Brasília, novembro de 2018
A ABA vem se manifestar diante da Declaração e Nota Pública publicada por Edward Luz no Estadonet de 16 de outubro de 2018. A nota revela teor pautado em total desacordo com os direitos assegurados na Constituição Federal de 1988. Desconsidera que o direito à autoidentificação étnica já foi julgado constitucional pelo Supremo Tribunal Federal (STF) em 08 de fevereiro de 2018, por ocasião do julgamento da Ação de Inconstitucionalidade (ADI) nº 3239, tornando inválido qualquer questionamento jurídico ou administrativo neste sentido no país.

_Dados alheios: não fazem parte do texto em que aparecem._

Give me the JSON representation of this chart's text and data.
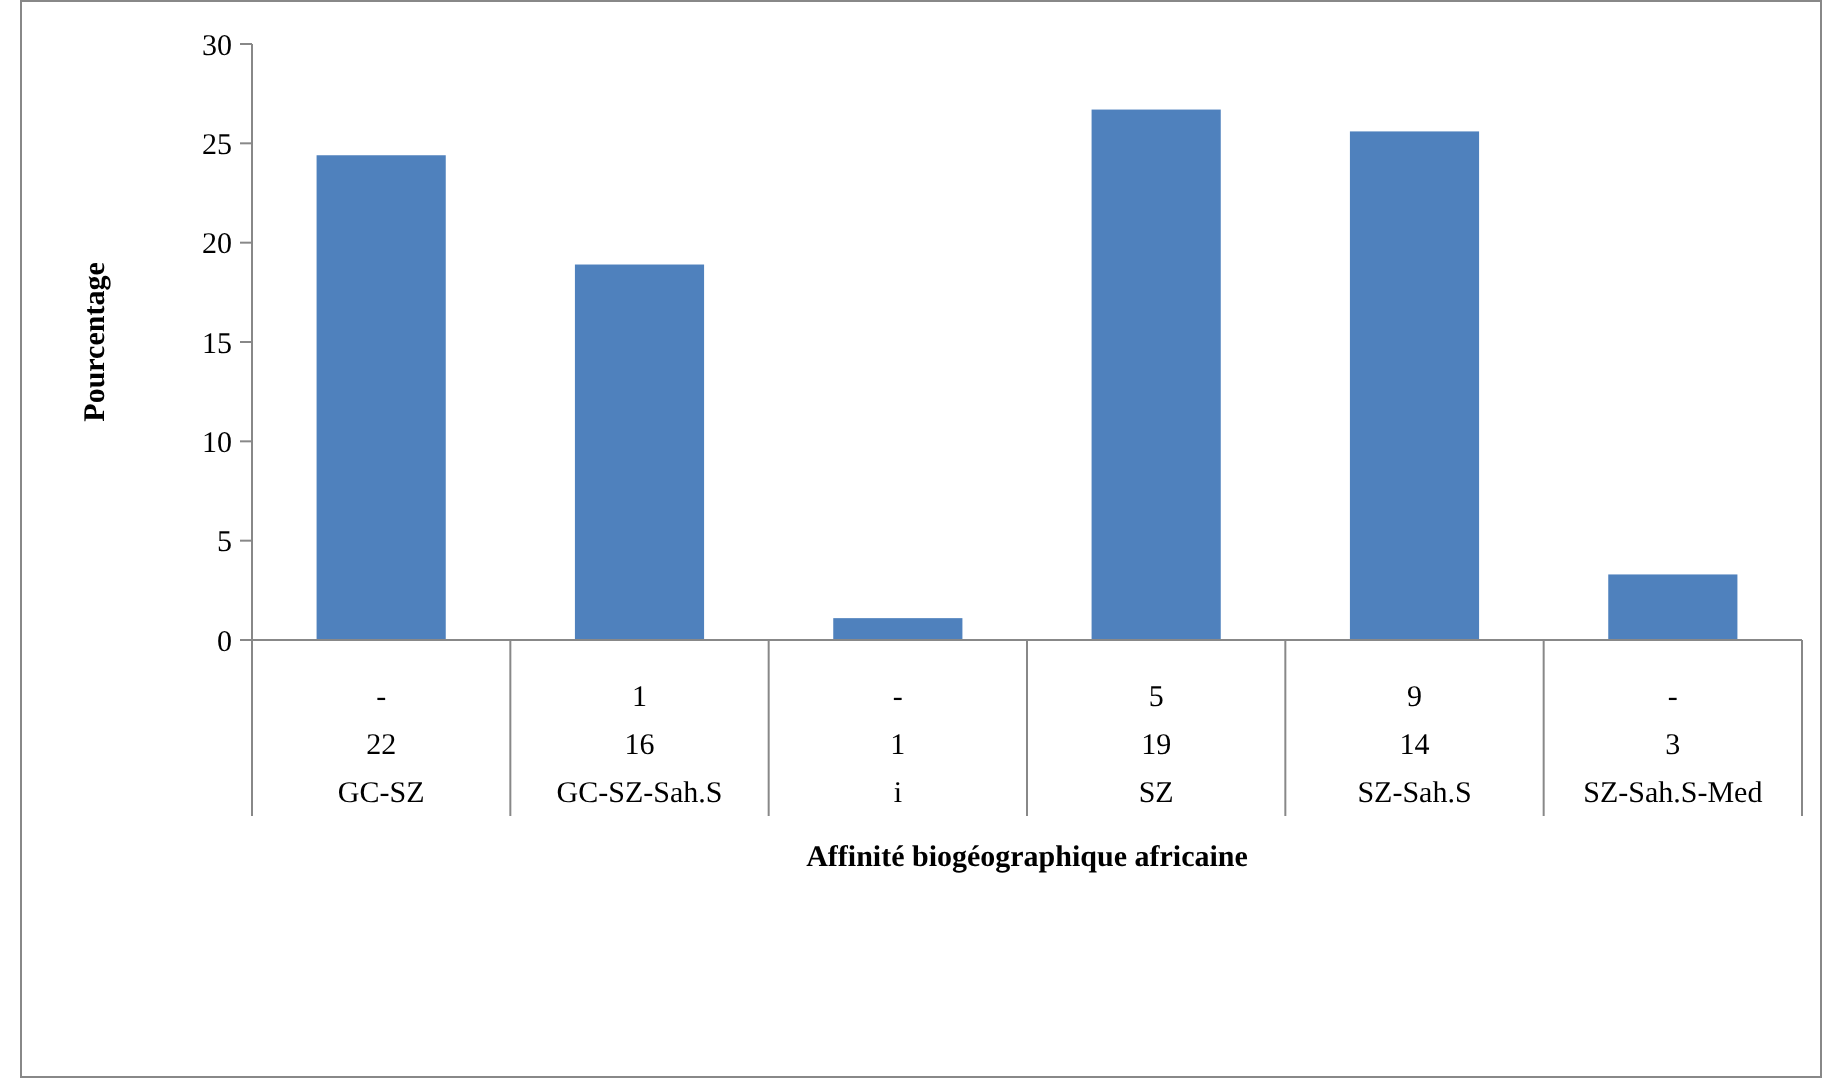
{
  "chart_data": {
    "type": "bar",
    "xlabel": "Affinité biogéographique africaine",
    "ylabel": "Pourcentage",
    "categories": [
      "-\n22\nGC-SZ",
      "1\n16\nGC-SZ-Sah.S",
      "-\n1\ni",
      "5\n19\nSZ",
      "9\n14\nSZ-Sah.S",
      "-\n3\nSZ-Sah.S-Med"
    ],
    "values": [
      24.4,
      18.9,
      1.1,
      26.7,
      25.6,
      3.3
    ],
    "color": "#4f81bd",
    "ylim": [
      0,
      30
    ],
    "yticks": [
      0,
      5,
      10,
      15,
      20,
      25,
      30
    ],
    "grid": false
  }
}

A Nota Pública revela visível afronta ao que assegura a Convenção 169 da Organização Internacional do Trabalho e o Decreto 4.887/2003, no que diz respeito ao direito à autoconsciência da identidade indígena ou quilombola.
Não é excessivo retomar as orientações da Convenção OIT 169 que, como assinala a procuradora Duprat, supera as classificações totalizantes, “porque são, como denunciado pelos estudos culturais, categorias discursivas em torno das quais se organizou um sistema de poder e exclusão; porque são formas de racismo, ao destacarem determinadas características de um grupo e representá-las como fixas, inerentes, transmitidas pela cultura e pela herança biológica. (…) Por outro lado, é preciso resistir à tentação de essencializar comunidades, como entidades orgânicas, autossuficientes e autônomas. A despeito de permanecerem distintas, são atravessadas constantemente pelo entorno. Isso não significa declínio ou perda de identidade, mas, antes, identidades que se fortalecem pela abertura de novas possibilidades. (…)” (Duprat 2014:60).
O Quilombo Tiningu teve Portaria de reconhecimento e demarcação publicada no Diário Oficial da União em 15 de outubro de 20108, reconhecendo um território quilombola de 3.850 hectares onde vivem cerca de 90 famílias. O processo de reconhecimento deste território pelo INCRA está regulamentado pelo Decreto 4.887/2003, que estabelece os ritos para um procedimento administrativo adequado, resguardando inclusive etapa para contestações e de recursos, não cabendo recursos externos, como a Nota intimida.
Ignorando esses ritos legais, a Nota ao evocar a tese de ´fraude étnica´ suspeita da existência de identidades indígenas, quilombolas e das comunidades tradicionais. Diante do exposto, a ABA refuta a Nota Técnica.
A ABA recomenda às autoridades a imediata titulação do território quilombola pelo INCRA, bem como a rigorosa investigação policial pelo assassinato do quilombola Haroldo Betcel, ocorrido em setembro de 2018, devido a conflitos em torno dessa regularização fundiária, de forma a coibir as intensas ameaças e o acirramento dos conflitos e garantir à proteção ao território e comunidade quilombola.
A ABA reitera que o direito quilombola não promove o conflito étnico e a segregação etnoracial. O reconhecimento e regularização dos territórios são direitos conquistados historicamente pelas comunidades quilombolas e pelas populações negras do Brasil, assegurando o seu patrimônio cultural afro-brasileiro, como prevê a Constituição Federal e para que continuem existindo como expressões da nacionalidade brasileira.